Quinn, Susan. Eleanor and Hick: The Love Affair That Shaped a First Lady. Penguin, 2016. HC. $30. ISBN 978-1594205408.
As a long-time Eleanor Roosevelt aficionada, I eagerly awaited this book, though my enthusiasm for all things “ER”-related has always been tempered with skepticism concerning her relationship with journalist Lorena Hickok. Where, I’m always asking rhetorically, is the smoking gun that proves they had more than just a loving friendship? In this excellent book, veteran biographer Quinn offers readers no such firearm, but puts the women’s undeniable union into a new context, one with which I, and perhaps others, can live comfortably.
Lorena Hickok was an accomplished Associated Press reporter when she began covering ER during FDR’s 1932 presidential campaign. The women’s personal bond quickly deepened, as reflected in the copious letters they exchanged, even though, according to Quinn, the intensity of their relationship would be on the downhill slide by 1934. However, they continued corresponding for decades to come.
Since she could no longer maintain “critical distance” regarding ER’s activities, Hickok left her position with the AP and moved into the White House, finding other non-journalistic work along the way. But even that drastic step did not guarantee more access to the woman she called “Lady”. The two of them spent as much time alone together as feasible, but as ER’s duties as First Lady and personal commitments to her various “causes” exploded in quantity, private getaways became less and less workable.

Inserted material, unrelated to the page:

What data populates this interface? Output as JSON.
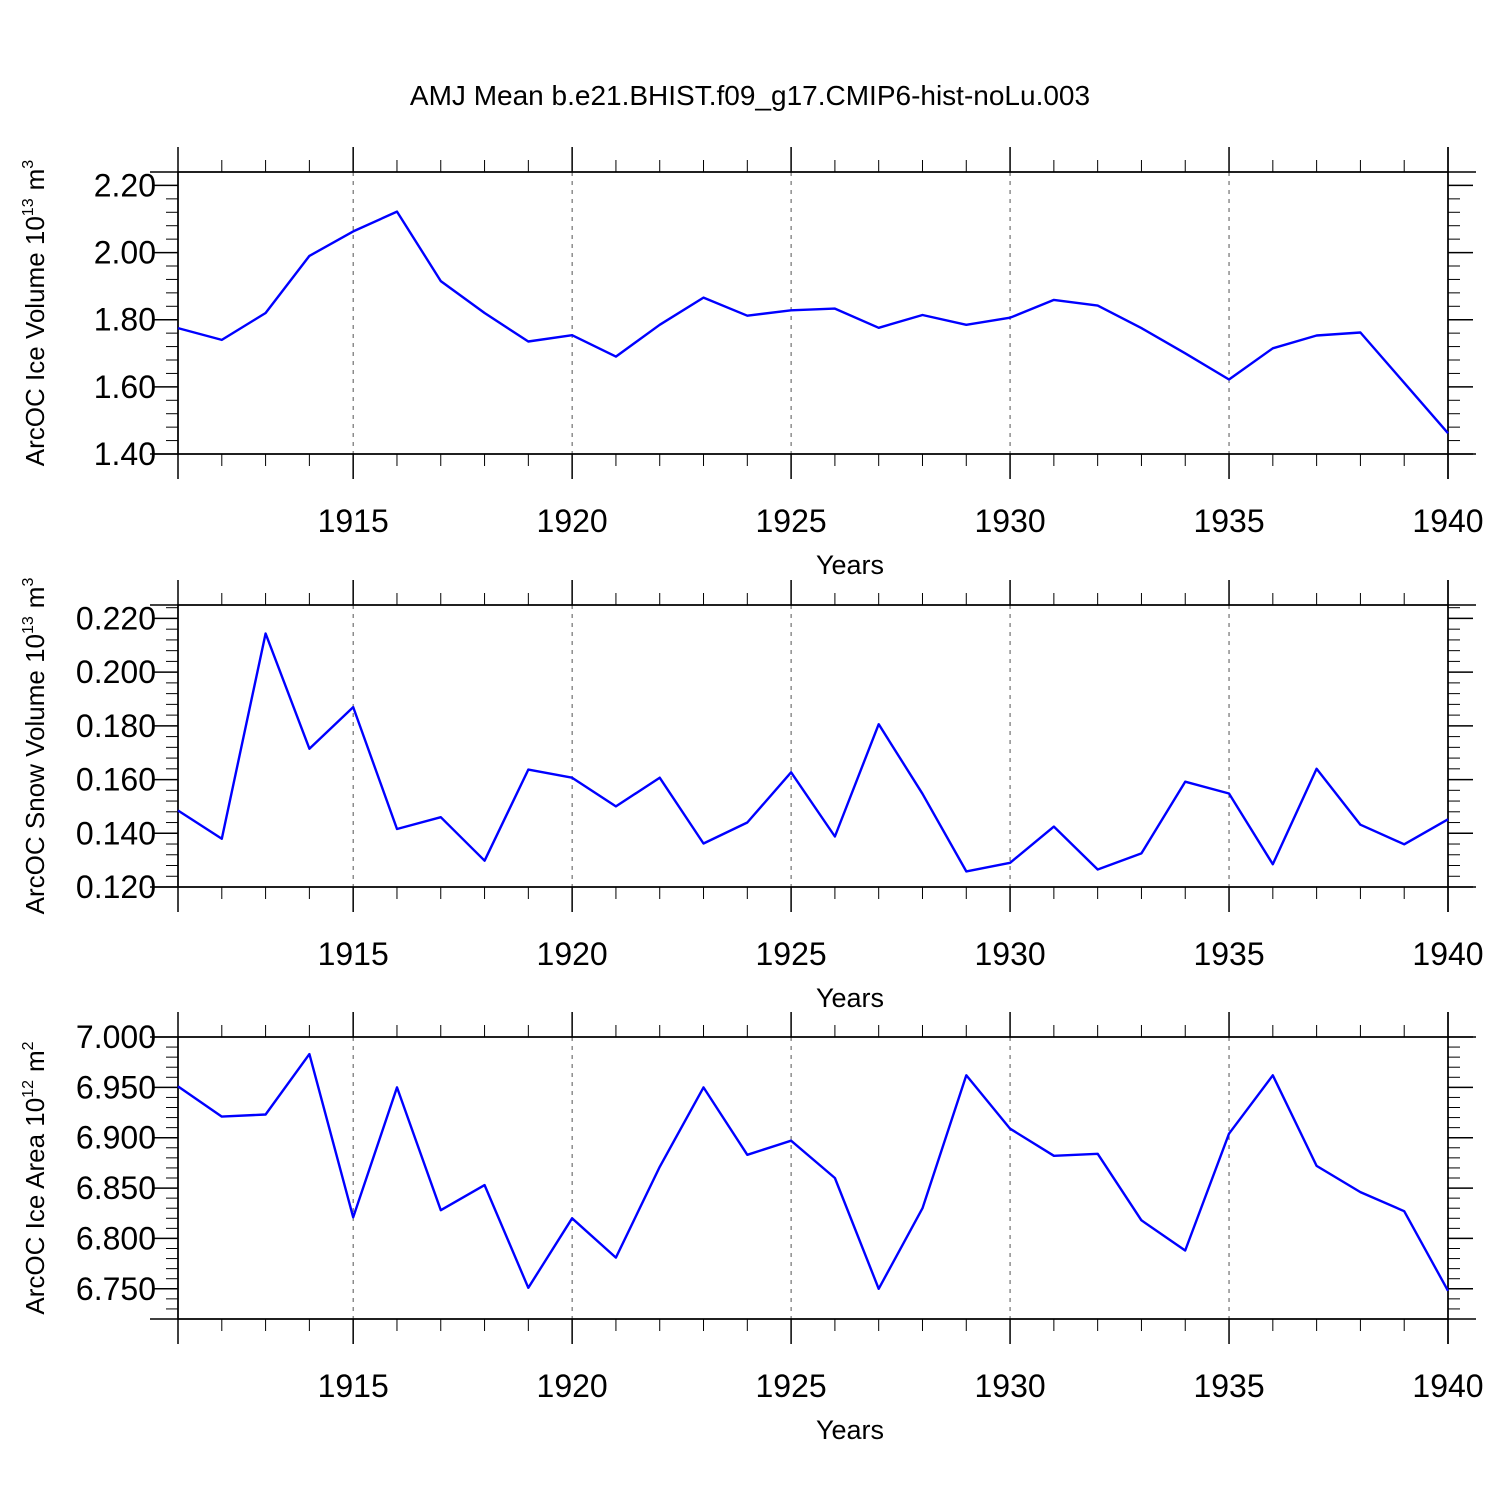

Perhaps inevitably, ER’s seeming 24/7 “busy-ness” (including her syndicated newspaper column “My Day”) eventually led to the diminution of their daily relationship. In time, each of them found other companionship: Hick had several female romantic partners, while ER formed possessively emotional attachments to younger men in her circle, such as Joseph Lash and David Gurewitsch.
Eleanor and Hick’s emotional bond was undeniable, but was it also intimate? Quinn cannot answer this definitively, but surmises that, due to ER’s “visceral dislike of physical contact,” their sexual activity could well have been limited. Other scholars may believe the women’s letters indicate otherwise, but I find Quinn’s theory credible. This scenario makes more sense to me than does the image of a no-holds-barred coupling, especially given the demanding and very public circumstances in which these women lived and functioned.
After FDR’s death in 1945, ER and Hick drifted even further apart, as Eleanor finally felt “free” enough to pursue political interests, becoming “First Lady of the World” to one and all. Hick faced declining health and the need for paid employment, eventually finding late-life success writing books for young people. Prior to Eleanor’s death in 1962, ER’s and Hick’s moments together were fleeting, but still meaningful. Lorena Hickok died in 1968 from complications of diabetes.
Eleanor and Hick is a wonderfully written, insightful portrait of two exceptional women, caught up in a powerful relationship that clearly altered both their lives. It is highly recommended for all history and biography collections.